# What odd flavors have you used on cheese??



## jojo22 (Nov 28, 2010)

I currently am trying some cherry smoke on aged swiss, sharp cheddar and some colby jack! Thought I would try something that might be a little different! So anyone else try things out of the box??


----------



## scarbelly (Nov 28, 2010)

How are you smoking it?  What process are you using and what temps ?

I have used old wine barrel and old whisky barrel along with pecan, maple, orange and apple


----------



## tjohnson (Nov 28, 2010)

I use Apple, Maple and Cherry

Fruitwoods seems to work better for me.

Hickory can have a little too much bite for me, but it's your cheese, try something different.

To really appreciate the flavor, you're gonna have to wrap it up and tuck it away in the fridge for 10 days or more, so the smoke can mellow and sink into the cheese.

Todd


----------



## jojo22 (Nov 29, 2010)

I used a cardboard box, tin can, and a soldering iron, temp stayed 72 to 80 I would think (swiss didn't melt) but I didn't have a probe in, just peeked in the vent from time to time. I let it smoke for about 4 hours, having to re-load my can once!
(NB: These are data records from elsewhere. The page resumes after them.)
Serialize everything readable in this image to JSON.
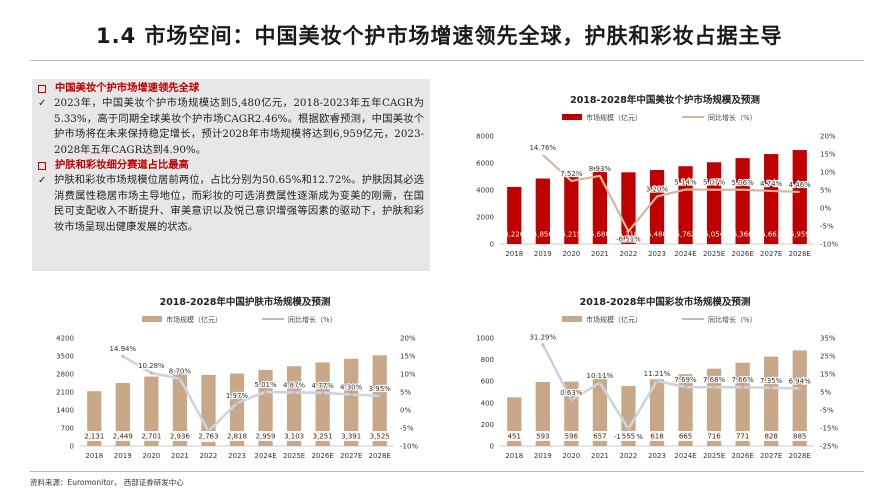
{
  "page": {
    "title": "1.4 市场空间：中国美妆个护市场增速领先全球，护肤和彩妆占据主导",
    "source": "资料来源：Euromonitor， 西部证券研发中心"
  },
  "summary": {
    "section1_heading": "中国美妆个护市场增速领先全球",
    "section1_text": "2023年，中国美妆个护市场规模达到5,480亿元，2018-2023年五年CAGR为5.33%，高于同期全球美妆个护市场CAGR2.46%。根据欧睿预测，中国美妆个护市场将在未来保持稳定增长，预计2028年市场规模将达到6,959亿元，2023-2028年五年CAGR达到4.90%。",
    "section2_heading": "护肤和彩妆细分赛道占比最高",
    "section2_text": "护肤和彩妆市场规模位居前两位，占比分别为50.65%和12.72%。护肤因其必选消费属性稳居市场主导地位，而彩妆的可选消费属性逐渐成为变美的刚需，在国民可支配收入不断提升、审美意识以及悦己意识增强等因素的驱动下，护肤和彩妆市场呈现出健康发展的状态。",
    "check_glyph": "✓"
  },
  "chart_data": [
    {
      "type": "bar",
      "title": "2018-2028年中国美妆个护市场规模及预测",
      "categories": [
        "2018",
        "2019",
        "2020",
        "2021",
        "2022",
        "2023",
        "2024E",
        "2025E",
        "2026E",
        "2027E",
        "2028E"
      ],
      "series": [
        {
          "name": "市场规模（亿元）",
          "type": "bar",
          "axis": "left",
          "color": "#c00000",
          "label_color": "#ffffff",
          "values": [
            4226,
            4850,
            5215,
            5680,
            5310,
            5480,
            5762,
            6054,
            6360,
            6661,
            6959
          ],
          "labels": [
            "4,226",
            "4,850",
            "5,215",
            "5,680",
            "5,310",
            "5,480",
            "5,762",
            "6,054",
            "6,360",
            "6,661",
            "6,959"
          ]
        },
        {
          "name": "同比增长（%）",
          "type": "line",
          "axis": "right",
          "color": "#d5b79c",
          "marker": false,
          "values": [
            null,
            14.76,
            7.52,
            8.93,
            -6.51,
            3.2,
            5.14,
            5.07,
            5.06,
            4.74,
            4.46
          ],
          "labels": [
            "",
            "14.76%",
            "7.52%",
            "8.93%",
            "-6.51%",
            "3.20%",
            "5.14%",
            "5.07%",
            "5.06%",
            "4.74%",
            "4.46%"
          ]
        }
      ],
      "y_left": {
        "min": 0,
        "max": 8000,
        "step": 2000,
        "ticks": [
          "0",
          "2000",
          "4000",
          "6000",
          "8000"
        ]
      },
      "y_right": {
        "min": -10,
        "max": 20,
        "step": 5,
        "ticks": [
          "-10%",
          "-5%",
          "0%",
          "5%",
          "10%",
          "15%",
          "20%"
        ]
      },
      "legend_placement": "top"
    },
    {
      "type": "bar",
      "title": "2018-2028年中国护肤市场规模及预测",
      "categories": [
        "2018",
        "2019",
        "2020",
        "2021",
        "2022",
        "2023",
        "2024E",
        "2025E",
        "2026E",
        "2027E",
        "2028E"
      ],
      "series": [
        {
          "name": "市场规模（亿元）",
          "type": "bar",
          "axis": "left",
          "color": "#c8a888",
          "label_color": "#333333",
          "values": [
            2131,
            2449,
            2701,
            2936,
            2763,
            2818,
            2959,
            3103,
            3251,
            3391,
            3525
          ],
          "labels": [
            "2,131",
            "2,449",
            "2,701",
            "2,936",
            "2,763",
            "2,818",
            "2,959",
            "3,103",
            "3,251",
            "3,391",
            "3,525"
          ]
        },
        {
          "name": "同比增长（%）",
          "type": "line",
          "axis": "right",
          "color": "#cdd4de",
          "marker": true,
          "values": [
            null,
            14.94,
            10.28,
            8.7,
            -5.87,
            1.97,
            5.01,
            4.87,
            4.77,
            4.3,
            3.95
          ],
          "labels": [
            "",
            "14.94%",
            "10.28%",
            "8.70%",
            "-5.87%",
            "1.97%",
            "5.01%",
            "4.87%",
            "4.77%",
            "4.30%",
            "3.95%"
          ]
        }
      ],
      "y_left": {
        "min": 0,
        "max": 4200,
        "step": 700,
        "ticks": [
          "0",
          "700",
          "1400",
          "2100",
          "2800",
          "3500",
          "4200"
        ]
      },
      "y_right": {
        "min": -10,
        "max": 20,
        "step": 5,
        "ticks": [
          "-10%",
          "-5%",
          "0%",
          "5%",
          "10%",
          "15%",
          "20%"
        ]
      },
      "legend_placement": "top"
    },
    {
      "type": "bar",
      "title": "2018-2028年中国彩妆市场规模及预测",
      "categories": [
        "2018",
        "2019",
        "2020",
        "2021",
        "2022",
        "2023",
        "2024E",
        "2025E",
        "2026E",
        "2027E",
        "2028E"
      ],
      "series": [
        {
          "name": "市场规模（亿元）",
          "type": "bar",
          "axis": "left",
          "color": "#c8a888",
          "label_color": "#333333",
          "values": [
            451,
            593,
            596,
            657,
            555,
            618,
            665,
            716,
            771,
            828,
            885
          ],
          "labels": [
            "451",
            "593",
            "596",
            "657",
            "555",
            "618",
            "665",
            "716",
            "771",
            "828",
            "885"
          ]
        },
        {
          "name": "同比增长（%）",
          "type": "line",
          "axis": "right",
          "color": "#cdd4de",
          "marker": true,
          "values": [
            null,
            31.29,
            0.63,
            10.11,
            -15.42,
            11.21,
            7.69,
            7.68,
            7.66,
            7.35,
            6.94
          ],
          "labels": [
            "",
            "31.29%",
            "0.63%",
            "10.11%",
            "-15.42%",
            "11.21%",
            "7.69%",
            "7.68%",
            "7.66%",
            "7.35%",
            "6.94%"
          ]
        }
      ],
      "y_left": {
        "min": 0,
        "max": 1000,
        "step": 200,
        "ticks": [
          "0",
          "200",
          "400",
          "600",
          "800",
          "1000"
        ]
      },
      "y_right": {
        "min": -25,
        "max": 35,
        "step": 10,
        "ticks": [
          "-25%",
          "-15%",
          "-5%",
          "5%",
          "15%",
          "25%",
          "35%"
        ]
      },
      "legend_placement": "top"
    }
  ]
}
TJohnson, thanks for the tip about the waiting, now I know I can dip into it at 10 days to test!! 

I tried to post a qview, but for some reason the "insert image" button would not do what it says, so I don't know what to do to post pics!


----------



## dale5351 (Nov 29, 2010)

A while back I did a test run with three types of sawdust from Todd and a number of types of cheese.  I had wine barrel oak, whiskey barrel oak and peach.  To tell the truth, the differences between them were subtle at best, at least to my taste buds.  Much more difference in the types of cheeses.   Colby Jack, sharp cheddar and jalapeno jack were all excellent.  Mozzarella was our least favorite.

I like a good aged Swiss, but somehow don't think I'd like it smoked.  Ditto on a very sharp cheddar (e.g. 5+ years old).  For both of them, I'd rather just savor the natural flavor.


----------



## scarbelly (Nov 29, 2010)

jojo22 said:


> I used a cardboard box, tin can, and a soldering iron, temp stayed 72 to 80 I would think (swiss didn't melt) but I didn't have a probe in, just peeked in the vent from time to time. I let it smoke for about 4 hours, having to re-load my can once!
> 
> TJohnson, thanks for the tip about the waiting, now I know I can dip into it at 10 days to test!!
> 
> I tried to post a qview, but for some reason the "insert image" button would not do what it says, so I don't know what to do to post pics!


Yes the waiting is the hard part. The one cheese you can eat right away is fresh mozzarella and it is awesome smoked


----------



## jojo22 (Nov 29, 2010)

Cool some mozza may be on there tomorrow, however I must admit, neither I nor the wife could wait, we tested the aged swiss, and I must say if it gets better with age I CAN"T WAIT!!! It was really good!


----------



## jojo22 (Nov 29, 2010)

dale5351 said:


> A while back I did a test run with three types of sawdust from Todd and a number of types of cheese.  I had wine barrel oak, whiskey barrel oak and peach.  To tell the truth, the differences between them were subtle at best, at least to my taste buds.  Much more difference in the types of cheeses.   Colby Jack, sharp cheddar and jalapeno jack were all excellent.  Mozzarella was our least favorite.
> 
> I like a good aged Swiss, but somehow don't think I'd like it smoked.  Ditto on a very sharp cheddar (e.g. 5+ years old).  For both of them, I'd rather just savor the natural flavor.




HUH?? Have to give it a go with some different types of wood and see if I can tell the difference!! Might make a good project some Sunday!


----------